I'm running a query to count the number of occurrences of each value on each column.
I've managed to accomplish this by running a for loop outside from SQL, but it is quite slow.
The source table looks like this:
Column 0 Column 1 Column 2 Column 3 Column 4
-------- -------- -------- -------- --------
111 AA BB CC DD
111 AA BBBBB CC DD
222 MM 3535 678 CHARLY
222 MM 3535 678a CHARLY
333 XX 8989 699 DAVIDaaa
333 XX 8989 699 DAVID
444 YY 456 351 MIGUEL
444 YY 456 351m MIGUEL
555 AA 963x 568 969zzzzz
555 AA 963 568a 969
This counts the number of occurrences of each column based on Column 0:
select
count(*) over ( partition by g.[Column 0] ) as Count0,
count(*) over ( partition by g.[Column 1] ) as Count1,
count(*) over ( partition by g.[Column 2] ) as Count2,
count(*) over ( partition by g.[Column 3] ) as Count3,
count(*) over ( partition by g.[Column 4] ) as Count4
FROM Diff g
WHERE [Column 0]='111'
ORDER BY [Column 0]
Which outputs:
Count0 Count1 Count2 Count3 Count4
----------- ----------- ----------- ----------- -----------
2 2 1 2 2
2 2 1 2 2
I'm manually changing the ID number on the WHERE [Column 0]='###'
statement, and then inserting the results into another table using another software.

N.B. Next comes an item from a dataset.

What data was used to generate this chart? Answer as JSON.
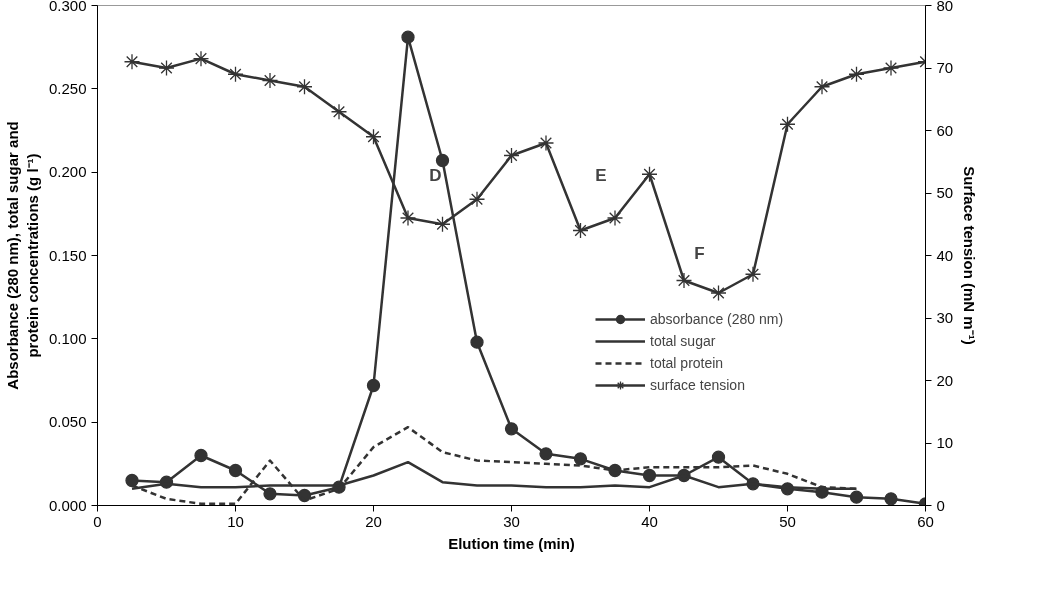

Since a value can exist several times on each column, I need the number of occurrences of each value on the subset regarding one ID, followed by the number of occurrences of each value on the subset regarding the next ID, and so on.
This works efficiently with a couple thousand of rows, but takes a lot of time when processing 200k - 300k rows and 30 columns.
I'm sure there is a smarter and more efficient way to recursively run that count-query on every distinct row on Column 0.
The result I expect looks like this:
Column 0 Column 1 Column 2 Column 3 Column 4
-------- -------- -------- -------- --------
2 2 1 2 2
2 2 1 2 2
2 2 2 1 2
2 2 2 1 2
2 2 2 2 1
2 2 2 2 1
2 2 2 1 2
2 2 2 1 2
2 2 1 1 1
2 2 1 1 1
Any smarter alternative to achieve this?